Boccia ist ein Spiel, für das man Ruhe und Muse braucht. Eigentlich geht es nur darum, mit den großen Kugeln möglichst nah an die kleine Pallino herankommen. Wer das schafft, bekommt den Punkt. Beim Versuch, das Ziel zu erreichen, darf man auch die gegnerischen Kugeln wegschießen - je nach Geschick. Immer drei Spieler kämpfen mit zwei Metallkugeln gegeneinander, und zwar in zwei Durchgängen, damit jeder die Möglichkeit hat, die Kugeln der anderen zu verdrängen", erklärt Heinz Nowack die Regeln. Drei Spiele ergeben eine Einheit. Mehr musste man eigentlich nicht wissen. Höchstens noch so viel, das immer derjenige, der mit seiner Kugel am weitesten entfernt liegt, an der Reihe ist.

Beim Boccia-Turnier 2013 der Stadt Stadtsteinach gingen drei Kinder und 16 Erwachsene an den Start. Auch die bisherigen Meister Ingo Koll, Michael Nowack, Gerhard Pöhlmann und Roland Nothaas waren mit von der Partie. Und Ingo Koll, der in den vergangenen Jahren Pech hatte, lief zu Top-Form auf. Er kickte die Kugeln der Gegner nur so weg, platzierte seine eigene immer wieder nur wenige Zentimeter neben der Pallino.

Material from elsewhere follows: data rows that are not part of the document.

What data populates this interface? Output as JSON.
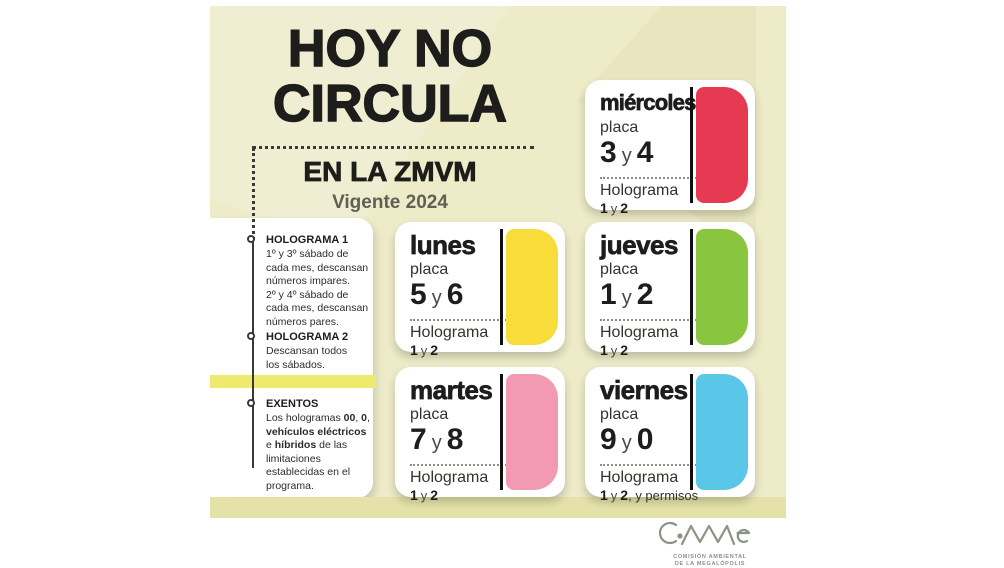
{
  "title": {
    "line1": "HOY NO",
    "line2": "CIRCULA",
    "subtitle": "EN LA ZMVM",
    "vigente": "Vigente 2024"
  },
  "sidebar": {
    "entries": [
      {
        "title": "HOLOGRAMA 1",
        "body": "1º y 3º sábado de\ncada mes, descansan\nnúmeros impares.\n2º y 4º sábado de\ncada mes, descansan\nnúmeros pares."
      },
      {
        "title": "HOLOGRAMA 2",
        "body": "Descansan todos\nlos sábados."
      },
      {
        "title": "EXENTOS",
        "body_rich": [
          {
            "t": "Los hologramas "
          },
          {
            "t": "00",
            "b": true
          },
          {
            "t": ", "
          },
          {
            "t": "0",
            "b": true
          },
          {
            "t": ",\n"
          },
          {
            "t": "vehículos eléctricos",
            "b": true
          },
          {
            "t": "\ne "
          },
          {
            "t": "híbridos",
            "b": true
          },
          {
            "t": " de las\nlimitaciones\nestablecidas en el\nprograma."
          }
        ]
      }
    ]
  },
  "cards": [
    {
      "day": "miércoles",
      "placa_label": "placa",
      "n1": "3",
      "sep": "y",
      "n2": "4",
      "holo_label": "Holograma",
      "h1": "1",
      "hsep": "y",
      "h2": "2",
      "hsuffix": "",
      "color": "#e63a52"
    },
    {
      "day": "lunes",
      "placa_label": "placa",
      "n1": "5",
      "sep": "y",
      "n2": "6",
      "holo_label": "Holograma",
      "h1": "1",
      "hsep": "y",
      "h2": "2",
      "hsuffix": "",
      "color": "#f8dc3a"
    },
    {
      "day": "jueves",
      "placa_label": "placa",
      "n1": "1",
      "sep": "y",
      "n2": "2",
      "holo_label": "Holograma",
      "h1": "1",
      "hsep": "y",
      "h2": "2",
      "hsuffix": "",
      "color": "#8ac540"
    },
    {
      "day": "martes",
      "placa_label": "placa",
      "n1": "7",
      "sep": "y",
      "n2": "8",
      "holo_label": "Holograma",
      "h1": "1",
      "hsep": "y",
      "h2": "2",
      "hsuffix": "",
      "color": "#f29ab4"
    },
    {
      "day": "viernes",
      "placa_label": "placa",
      "n1": "9",
      "sep": "y",
      "n2": "0",
      "holo_label": "Holograma",
      "h1": "1",
      "hsep": "y",
      "h2": "2",
      "hsuffix": ", y permisos",
      "color": "#5ac7e9"
    }
  ],
  "logo": {
    "name": "CAMe",
    "caption1": "COMISIÓN AMBIENTAL",
    "caption2": "DE LA MEGALÓPOLIS"
  },
  "colors": {
    "background": "#edebc8",
    "highlight_stripe": "#edea6d",
    "bottom_band": "#e5e2a9",
    "red": "#e63a52",
    "yellow": "#f8dc3a",
    "green": "#8ac540",
    "pink": "#f29ab4",
    "blue": "#5ac7e9",
    "logo_gray": "#8b9383"
  }
}
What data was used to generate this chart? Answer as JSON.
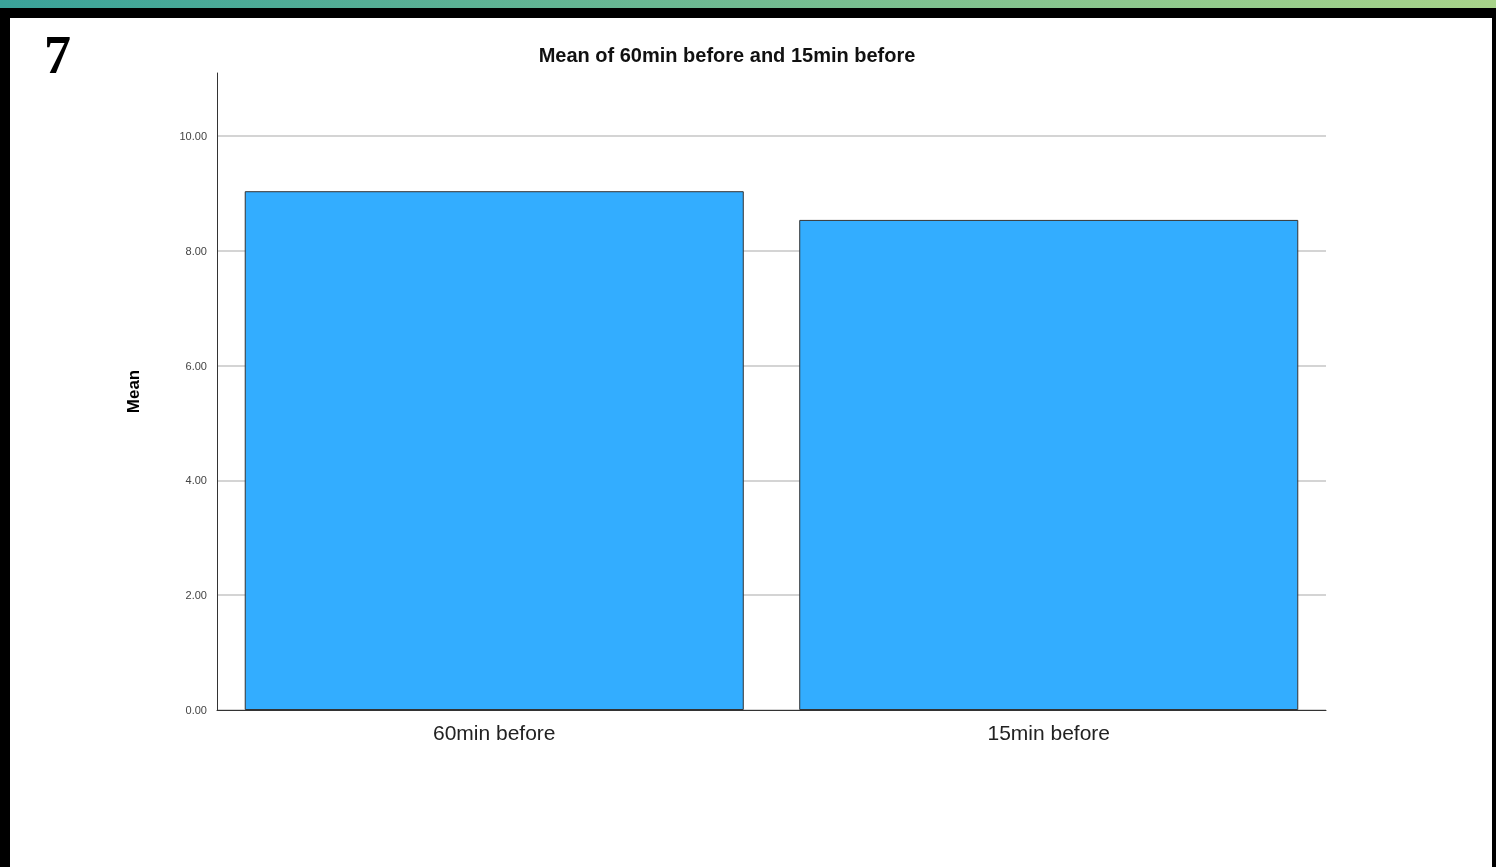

"In der Ruhe liegt die Kraft"

"Ach, ich hatte einfach nur Glück. In den letzten Jahren hab' ich gar nichts gemacht", ist der 73-Jährige überrascht und lacht. Zum dritten Mal holte der Stadtsteinacher heuer den Wanderpokal, den er nun behalten darf - zusätzlich zum regulären Stadtmeister-Pokal. "In der Ruhe liegt die Kraft", war das Motto, nach dem Ingo Koll gespielt hat. Boccia kennt er schon seit vielen Jahren, aber eigentlich nur durch die Urlaube. "Ich habe das am Strand an der Atlantikküste gespielt", schwärmt er.

Normalerweise gehören Baguette, Käse, Rotwein und Sommersonne zu diesem Spiel. Doch Ingo Koll findet es eine gute Idee, ein solches Turnier auch in Stadtsteinach zu machen. Initiator ist von Anfang an Heinz Nowack. Er übernimmt die Organisation und die Leitung des Turniers.

Dass Koll als erster den Wanderpokal mit nach Hause nehmen und auch behalten darf, damit hätte er nicht gerechnet. Der Pokal wird jetzt neben seinen Tennis-Trophäen einen Ehrenplatz finden. Auf Platz zwei kam Knud Espig, gefolgt von Horst Erl.

Schon zum fünften Mal Sieger

Viel Spaß hatten beim auch die Kinder. Einmal mehr konnte Nico Süß alle anderen ausstechen - wie jedes Jahr seit 2008. "Ich bin schon zum fünften Mal Sieger", freut sich der Elfjährige und kann sich seinen Erfolg gar nicht erklären. "Ich hab nur ein einziges Mal vorher geübt. Sonst nicht", versichert er und ist schon wieder auf dem Sprung - zum Fußball.

Insgesamt haben an der Boccia-Stadtmeisterschaft aber nur drei Kinder teilgenommen. Neben dem Sieger waren noch Max Pajonk und Eva Wollmerstedt mit von der Partie.